The difficulty with the argument is that, to the extent it demonstrates a question of fact about negligence, it demonstrates the absence of a factual question about immunity. The city’s program was developed long after the 1981 report and, under the program, a tree in the condition that the 1981 report describes is not subject to regular inspection or maintenance.
This case differs from Mosley v. Portland School Dist. No. 1J, 315 Or 85, 843 P2d 415 (1992). The court held there that the administrative decision by school officials as to where to assign security personnel on school premises was discretionary, but the discretion did not extend to the failure to assign personnel to locations where the school authorities had “specific knowledge” that a fight would take place. The *6apparent thrust of the court’s reasoning in Mosley was that the school authorities had no discretion not to use the personnel to stop a fight that they knew was occurring or would occur.
Conversely, the policy decision here entailed a choice of what trees to inspect and maintain. This case might be analogous to Mosley if the evidence left open the question of whether this tree was one of the most dangerous ones in the city. However, the evidence established the opposite. The city was entitled to make a discretionary policy decision not to do anything about trees that its “specific knowledge” apprised it were in fair condition. Trees having only the deficiencies that the 1981 report identifies about this tree were excluded from further attention by the terms of the discretionary policy, while trees with more glaring deficiencies were to receive more urgent attention under it.
We hold that the evidence in the summary judgment record conclusively establishes that the city’s conduct, if negligent, entailed the formulation and execution of a policy judgment, and that it was immune as a matter of law.
Affirmed.
A tree’s condition is rated as good, fair or poor.
Plaintiff also brought a wrongful death action against Gordon Elliot, the owner of the property on which the tree is located. Elliot is not a party to this appeal.

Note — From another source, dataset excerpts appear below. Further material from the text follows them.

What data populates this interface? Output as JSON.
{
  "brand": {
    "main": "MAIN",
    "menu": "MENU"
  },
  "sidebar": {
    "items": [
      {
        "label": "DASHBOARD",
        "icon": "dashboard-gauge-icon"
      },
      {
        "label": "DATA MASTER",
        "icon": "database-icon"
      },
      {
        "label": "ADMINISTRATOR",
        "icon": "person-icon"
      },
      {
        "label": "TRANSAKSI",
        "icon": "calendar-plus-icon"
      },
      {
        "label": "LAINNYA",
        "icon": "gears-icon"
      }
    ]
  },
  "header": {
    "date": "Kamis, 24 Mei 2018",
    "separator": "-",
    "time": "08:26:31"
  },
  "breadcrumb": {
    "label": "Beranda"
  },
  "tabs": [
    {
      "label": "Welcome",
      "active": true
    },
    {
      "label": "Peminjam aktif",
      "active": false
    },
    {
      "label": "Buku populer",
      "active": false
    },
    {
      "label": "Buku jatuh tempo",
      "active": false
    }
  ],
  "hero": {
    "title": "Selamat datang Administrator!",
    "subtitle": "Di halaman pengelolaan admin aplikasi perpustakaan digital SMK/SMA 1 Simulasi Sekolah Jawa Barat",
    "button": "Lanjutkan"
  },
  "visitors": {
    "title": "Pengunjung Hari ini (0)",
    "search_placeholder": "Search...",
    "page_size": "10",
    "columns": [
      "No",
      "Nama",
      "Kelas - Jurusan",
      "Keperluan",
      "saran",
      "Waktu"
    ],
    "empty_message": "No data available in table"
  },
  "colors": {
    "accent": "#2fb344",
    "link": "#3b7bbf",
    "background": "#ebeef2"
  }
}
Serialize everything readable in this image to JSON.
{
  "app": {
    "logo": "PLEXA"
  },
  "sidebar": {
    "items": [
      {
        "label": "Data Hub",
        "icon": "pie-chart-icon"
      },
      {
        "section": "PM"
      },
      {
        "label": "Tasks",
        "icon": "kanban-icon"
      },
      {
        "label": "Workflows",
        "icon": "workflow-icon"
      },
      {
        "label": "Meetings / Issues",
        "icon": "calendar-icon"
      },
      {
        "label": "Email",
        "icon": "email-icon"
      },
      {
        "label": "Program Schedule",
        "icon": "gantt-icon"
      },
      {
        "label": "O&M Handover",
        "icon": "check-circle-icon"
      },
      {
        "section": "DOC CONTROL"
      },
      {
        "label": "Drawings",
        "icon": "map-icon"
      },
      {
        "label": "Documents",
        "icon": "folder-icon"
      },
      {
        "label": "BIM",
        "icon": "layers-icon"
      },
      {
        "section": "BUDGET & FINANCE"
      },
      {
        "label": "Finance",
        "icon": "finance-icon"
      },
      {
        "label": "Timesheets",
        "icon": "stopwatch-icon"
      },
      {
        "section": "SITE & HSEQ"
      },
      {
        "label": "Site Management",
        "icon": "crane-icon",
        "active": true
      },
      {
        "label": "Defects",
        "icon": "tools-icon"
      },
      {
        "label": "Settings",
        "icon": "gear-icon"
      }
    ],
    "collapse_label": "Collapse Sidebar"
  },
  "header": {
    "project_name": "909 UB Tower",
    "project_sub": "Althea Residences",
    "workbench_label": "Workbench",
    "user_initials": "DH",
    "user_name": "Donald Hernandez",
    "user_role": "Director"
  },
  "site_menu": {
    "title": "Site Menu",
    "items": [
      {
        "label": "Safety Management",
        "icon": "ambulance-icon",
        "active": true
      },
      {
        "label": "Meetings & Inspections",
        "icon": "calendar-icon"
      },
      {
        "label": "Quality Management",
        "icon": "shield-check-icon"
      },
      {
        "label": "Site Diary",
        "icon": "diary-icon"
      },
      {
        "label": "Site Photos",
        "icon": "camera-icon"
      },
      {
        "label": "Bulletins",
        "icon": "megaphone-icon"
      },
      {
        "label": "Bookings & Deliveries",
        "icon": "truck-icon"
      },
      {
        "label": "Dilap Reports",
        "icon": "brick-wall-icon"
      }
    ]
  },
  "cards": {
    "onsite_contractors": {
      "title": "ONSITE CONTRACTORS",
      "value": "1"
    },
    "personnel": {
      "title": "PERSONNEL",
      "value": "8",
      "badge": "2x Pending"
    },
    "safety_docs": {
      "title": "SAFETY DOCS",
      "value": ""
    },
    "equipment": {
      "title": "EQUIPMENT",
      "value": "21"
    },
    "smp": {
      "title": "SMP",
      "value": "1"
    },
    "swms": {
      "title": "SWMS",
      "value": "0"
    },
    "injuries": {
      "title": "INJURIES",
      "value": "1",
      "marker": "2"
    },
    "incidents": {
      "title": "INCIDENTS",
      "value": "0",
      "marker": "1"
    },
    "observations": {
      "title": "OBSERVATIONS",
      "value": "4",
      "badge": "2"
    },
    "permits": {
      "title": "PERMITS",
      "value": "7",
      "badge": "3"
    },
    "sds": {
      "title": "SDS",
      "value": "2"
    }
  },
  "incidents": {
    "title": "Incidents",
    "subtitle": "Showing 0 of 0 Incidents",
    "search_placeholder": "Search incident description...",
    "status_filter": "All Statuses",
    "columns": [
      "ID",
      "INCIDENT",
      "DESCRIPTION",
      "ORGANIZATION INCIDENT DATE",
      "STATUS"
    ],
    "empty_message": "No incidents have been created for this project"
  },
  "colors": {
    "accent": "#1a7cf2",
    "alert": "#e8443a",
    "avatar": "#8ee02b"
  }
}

ORS 30.265 provides, in pertinent part:
“(3) Every public body and its officers, employees and agents acting within the scope of their employment or duties * * * are immune from liability for:
*4* * * *
“(c) Any claim based upon the performance of or the failure to exercise or perform a discretionary function or duty, whether or not the discretion is abused.”
She also argues that the city failed to respond to requests to perform work on the tree, but there was no evidence that any requests were received.
Plaintiff maintains that the city’s policy decision was “bogus,” andthatample resources were available to fund a more satisfactory inspection and maintenance program. The question for this court, however, is not whether the city’s policy decision was right or wrong, but whether it made one.